TLIF, the most common approach in lumbar fusion surgery, was first proposed by Harms in 1982 [27]. All degenerative diseases, including degenerative disc disease, disc herniation and spinal canal stenosis, are indications for the TLIF approach. However, TLIF may lead to significant paraspinal muscle injury because of the incision of the lumbar multifidus [28]. Therefore, we used the intermuscular space between the paraspinal muscles. BDUA, first proposed by Young [29], decreases pressure on the side with greater symptoms (including the joints, joint resection, and enlarged nerve root canal and vertebral canal) and involves fusion through intervertebral bone grafting. The treatment limits damage to the spinal rear structure and maximizes retention of structures and ligaments of the posterior components. In addition, the operation reduces the postoperative incidence of low back pain and maintains the stability of the spine. On the milder side, we used the Wiltse approach to avoid injury from muscle dissection. This approach, first reported by Wiltse [30], uses the clearance between the multifidus and latissimus muscles to access the vertebral lamina. Because of the clearance involves connective tissues and avoids vessels and nerves, this approach limits the possibility of vascular injury and neurological impairment [31]. After the operation, the lumen can close by itself without drainage; therefore, none of our patients had any drainage on that side. Patients receiving the Wiltse approach had less postoperative drainage. In addition, the multifidus muscles can assist in the patient’s lateral position, and the integrity of the multifidus muscles can reduce the postoperative recovery times of patients.
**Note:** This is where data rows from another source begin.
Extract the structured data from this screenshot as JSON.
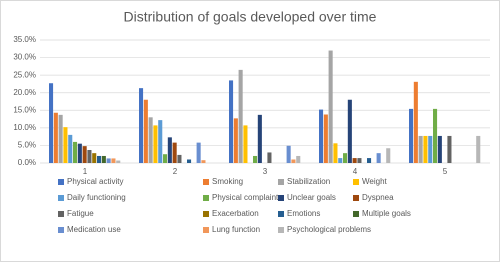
{
  "chart_data": {
    "type": "bar",
    "title": "Distribution of goals developed over time",
    "categories": [
      "1",
      "2",
      "3",
      "4",
      "5"
    ],
    "ylim": [
      0,
      35
    ],
    "yticks": [
      {
        "value": 0,
        "label": "0.0%"
      },
      {
        "value": 5,
        "label": "5.0%"
      },
      {
        "value": 10,
        "label": "10.0%"
      },
      {
        "value": 15,
        "label": "15.0%"
      },
      {
        "value": 20,
        "label": "20.0%"
      },
      {
        "value": 25,
        "label": "25.0%"
      },
      {
        "value": 30,
        "label": "30.0%"
      },
      {
        "value": 35,
        "label": "35.0%"
      }
    ],
    "grid": true,
    "legend": "bottom",
    "series": [
      {
        "name": "Physical activity",
        "color": "#4472c4",
        "values": [
          22.7,
          21.3,
          23.5,
          15.2,
          15.4
        ]
      },
      {
        "name": "Smoking",
        "color": "#ed7d31",
        "values": [
          14.3,
          18.0,
          12.7,
          13.8,
          23.1
        ]
      },
      {
        "name": "Stabilization",
        "color": "#a5a5a5",
        "values": [
          13.7,
          13.0,
          26.5,
          32.0,
          7.7
        ]
      },
      {
        "name": "Weight",
        "color": "#ffc000",
        "values": [
          10.2,
          10.7,
          10.7,
          5.6,
          7.7
        ]
      },
      {
        "name": "Daily functioning",
        "color": "#5b9bd5",
        "values": [
          8.0,
          12.2,
          0,
          1.4,
          7.7
        ]
      },
      {
        "name": "Physical complaints",
        "color": "#70ad47",
        "values": [
          6.0,
          2.5,
          2.0,
          2.8,
          15.4
        ]
      },
      {
        "name": "Unclear goals",
        "color": "#264478",
        "values": [
          5.5,
          7.3,
          13.7,
          18.0,
          7.7
        ]
      },
      {
        "name": "Dyspnea",
        "color": "#9e480e",
        "values": [
          4.8,
          5.8,
          0,
          1.4,
          0
        ]
      },
      {
        "name": "Fatigue",
        "color": "#636363",
        "values": [
          3.7,
          2.3,
          3.0,
          1.4,
          7.7
        ]
      },
      {
        "name": "Exacerbation",
        "color": "#997300",
        "values": [
          2.8,
          0,
          0,
          0,
          0
        ]
      },
      {
        "name": "Emotions",
        "color": "#255e91",
        "values": [
          2.0,
          1.0,
          0,
          1.4,
          0
        ]
      },
      {
        "name": "Multiple goals",
        "color": "#43682b",
        "values": [
          2.0,
          0,
          0,
          0,
          0
        ]
      },
      {
        "name": "Medication use",
        "color": "#698ed0",
        "values": [
          1.3,
          5.8,
          4.9,
          2.8,
          0
        ]
      },
      {
        "name": "Lung function",
        "color": "#f1975a",
        "values": [
          1.3,
          0.8,
          1.0,
          0,
          0
        ]
      },
      {
        "name": "Psychological problems",
        "color": "#b7b7b7",
        "values": [
          0.7,
          0,
          2.0,
          4.2,
          7.7
        ]
      }
    ]
  }
}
TILF and PLIF, the two common surgical approaches in lumbar fusion surgery, have been modified, and MIS-TLIF minimally invasive surgical methods have been proposed [32, 33]. MIS-TLIF may be efficient in the treatment of one-level lumbar stenosis [34], especially in obese patients [35]. However, MIS-TLIF is not suitable for degenerative disease with severe spinal stenosis, and grade II or higher spondylolisthesis, PLIF and TLIF cannot be substituted in some patients. BDUA has the advantages of reducing paraspinal muscle injury, operation time,operation expense, blood loss and postoperative bed time; therefore, it is preferred for elderly patients. This approach is also suitable for more than one segment. However, BDUA may not be suitable for patients with a herniated disc on both sides.

There are still several limitations in our study: The follow-up time was too short, with the area of muscle/vertebral body and the fatty degeneration ratio was only calculated at 6 months, so the long-term follow-up still remains to be done. The gray value was used to calculate the fat infiltration ratio. However, the gray value of edema or inflammation in the paraspinal muscle would have similar to the gray value of fat. Edema or inflammation is reported occurred mainly in the first week postoperatively. So, we chose the MRI of 6 months, the period that fat degeneration will be the most obvious, to avoid the interference of the edema or inflammatory response [36]. No obvious edema or inflammation were found in the follow-up, but the slight edema or inflammatory cannot be excluded. Besides,the effect of fatty degeneration on early postoperative activities were not clearly followed up,and early postoperative activities are helpful in reducing postoperative complications such as pneumonia, lower limb thrombosis. No obvious postoperative complications occurred in the patients of this study yet. So, more cases are needed to figure out the correlation between less fatty degeneration in the BDUA group and postoperative complications.

In conclusion, Bilateral decompression via unilateral approach (BDUA) has the advantage in reducing the intraoperative and postoperative body fluid loss in the elderly and the opposite side of decompression in BDUA shows less fatty degeneration in 6 months. Whereas a long-term advantage could not be shown compared to conventional approach transforaminal lumbar interbody fusion.